Doesn’t Really Get Off The Ground
♦ Tripwire gave editor-in-chief Joel Meadows his flying papers to review David Lean’s restored drama The Sound Barrier
The Sound Barrier
Director: David Lean
Stars: Ralph Richardson, Ann Todd, Nigel Patrick
David Lean was obviously one of the greatest film directors of the 20th century with a CV that included Lawrence of Arabia, Oliver Twist and Doctor Zhivago. The Sound Barrier, released as Breaking The Sound Barrier back in 1952, is a fictionalised account of British engineers and their attempts to break the sound barrier and it has been restored to make its debut on Blu Ray. With a script by Terrence Rattigan (The Winslow Boy) and a cast that includes such British cinema stalwarts as Ralph Richardson, Nigel Patrick and even a young Denholm Eliott, The Sound Barrier is not a great film as it does fall into the same formula as many other British films of the same vintage. Nigel Patrick is ace pilot Tony Garthwaite who marries his fellow air ace sweetheart Susan (Ann Todd). Susan just happens to be the daughter of John Ridgefield (Ralph Richardson), a man who runs a huge aircraft company determined to break the sound barrier ahead of his competitors. Of course, you know that Tony isn’t destined for a long life as he takes part in the perilous trials of the cutting edge airplanes that Ridgefield is attempting to develop.

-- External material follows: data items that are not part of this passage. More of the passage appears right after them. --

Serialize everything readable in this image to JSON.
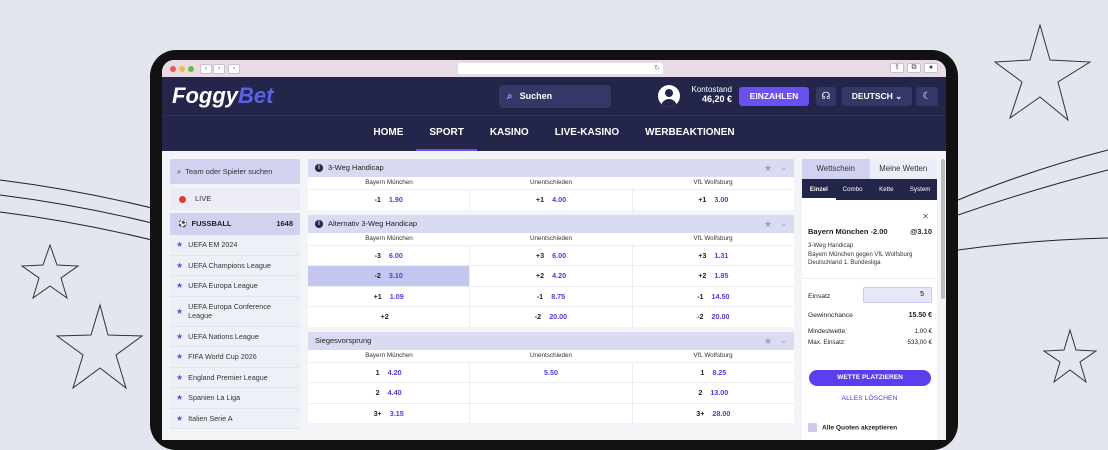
{
  "header": {
    "logo_part1": "Foggy",
    "logo_part2": "Bet",
    "search_label": "Suchen",
    "balance_label": "Kontostand",
    "balance_value": "46,20 €",
    "deposit_button": "EINZAHLEN",
    "language": "DEUTSCH ⌄"
  },
  "nav": {
    "items": [
      "HOME",
      "SPORT",
      "KASINO",
      "LIVE-KASINO",
      "WERBEAKTIONEN"
    ],
    "active": "SPORT"
  },
  "sidebar": {
    "search_placeholder": "Team oder Spieler suchen",
    "live": "LIVE",
    "football": "FUSSBALL",
    "football_count": "1648",
    "leagues": [
      "UEFA EM 2024",
      "UEFA Champions League",
      "UEFA Europa League",
      "UEFA Europa Conference League",
      "UEFA Nations League",
      "FIFA World Cup 2026",
      "England Premier League",
      "Spanien La Liga",
      "Italien Serie A"
    ]
  },
  "markets": {
    "m1": {
      "title": "3-Weg Handicap",
      "cols": [
        "Bayern München",
        "Unentschieden",
        "VfL Wolfsburg"
      ],
      "rows": [
        [
          {
            "h": "-1",
            "o": "1.90"
          },
          {
            "h": "+1",
            "o": "4.00"
          },
          {
            "h": "+1",
            "o": "3.00"
          }
        ]
      ]
    },
    "m2": {
      "title": "Alternativ 3-Weg Handicap",
      "cols": [
        "Bayern München",
        "Unentschieden",
        "VfL Wolfsburg"
      ],
      "rows": [
        [
          {
            "h": "-3",
            "o": "6.00"
          },
          {
            "h": "+3",
            "o": "6.00"
          },
          {
            "h": "+3",
            "o": "1.31"
          }
        ],
        [
          {
            "h": "-2",
            "o": "3.10"
          },
          {
            "h": "+2",
            "o": "4.20"
          },
          {
            "h": "+2",
            "o": "1.85"
          }
        ],
        [
          {
            "h": "+1",
            "o": "1.09"
          },
          {
            "h": "-1",
            "o": "8.75"
          },
          {
            "h": "-1",
            "o": "14.50"
          }
        ],
        [
          {
            "h": "+2",
            "o": ""
          },
          {
            "h": "-2",
            "o": "20.00"
          },
          {
            "h": "-2",
            "o": "20.00"
          }
        ]
      ]
    },
    "m3": {
      "title": "Siegesvorsprung",
      "cols": [
        "Bayern München",
        "Unentschieden",
        "VfL Wolfsburg"
      ],
      "rows": [
        [
          {
            "h": "1",
            "o": "4.20"
          },
          {
            "h": "",
            "o": "5.50"
          },
          {
            "h": "1",
            "o": "8.25"
          }
        ],
        [
          {
            "h": "2",
            "o": "4.40"
          },
          {
            "h": "",
            "o": ""
          },
          {
            "h": "2",
            "o": "13.00"
          }
        ],
        [
          {
            "h": "3+",
            "o": "3.15"
          },
          {
            "h": "",
            "o": ""
          },
          {
            "h": "3+",
            "o": "28.00"
          }
        ]
      ]
    }
  },
  "betslip": {
    "tab_slip": "Wettschein",
    "tab_mybets": "Meine Wetten",
    "types": [
      "Einzel",
      "Combo",
      "Kette",
      "System"
    ],
    "selection": "Bayern München -2.00",
    "selection_odds": "@3.10",
    "market": "3-Weg Handicap",
    "match": "Bayern München gegen VfL Wolfsburg",
    "league": "Deutschland 1. Bundesliga",
    "stake_label": "Einsatz",
    "stake_value": "5",
    "win_label": "Gewinnchance",
    "win_value": "15.50 €",
    "min_label": "Mindestwette:",
    "min_value": "1,00 €",
    "max_label": "Max. Einsatz:",
    "max_value": "533,00 €",
    "place_button": "WETTE PLATZIEREN",
    "clear_all": "ALLES LÖSCHEN",
    "accept_odds": "Alle Quoten akzeptieren"
  }
}
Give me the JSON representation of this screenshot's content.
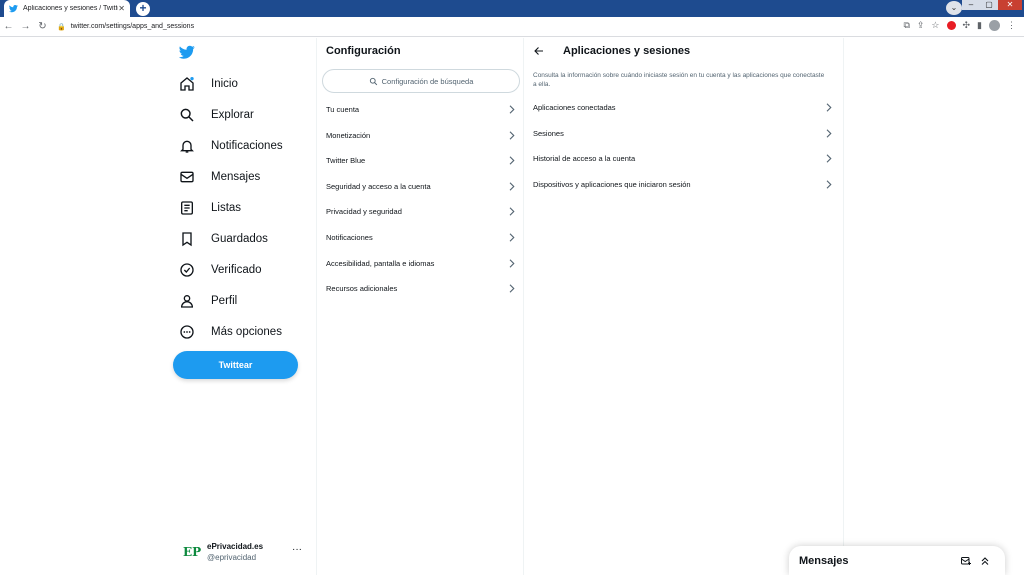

Lean was a director who knew how to make things look good and the aerial scenes are beautiful and certain members of the cast like Richardson, who was always a cut above, help to lift the film but this is the definition of a curio, a minor work by a very talented director. It is worth watching for fans of David Lean but it lacks the grandeur and the confidence of his more important films.
The Sound Barrier is out from 11 April on Blu Ray and DVD in the UK.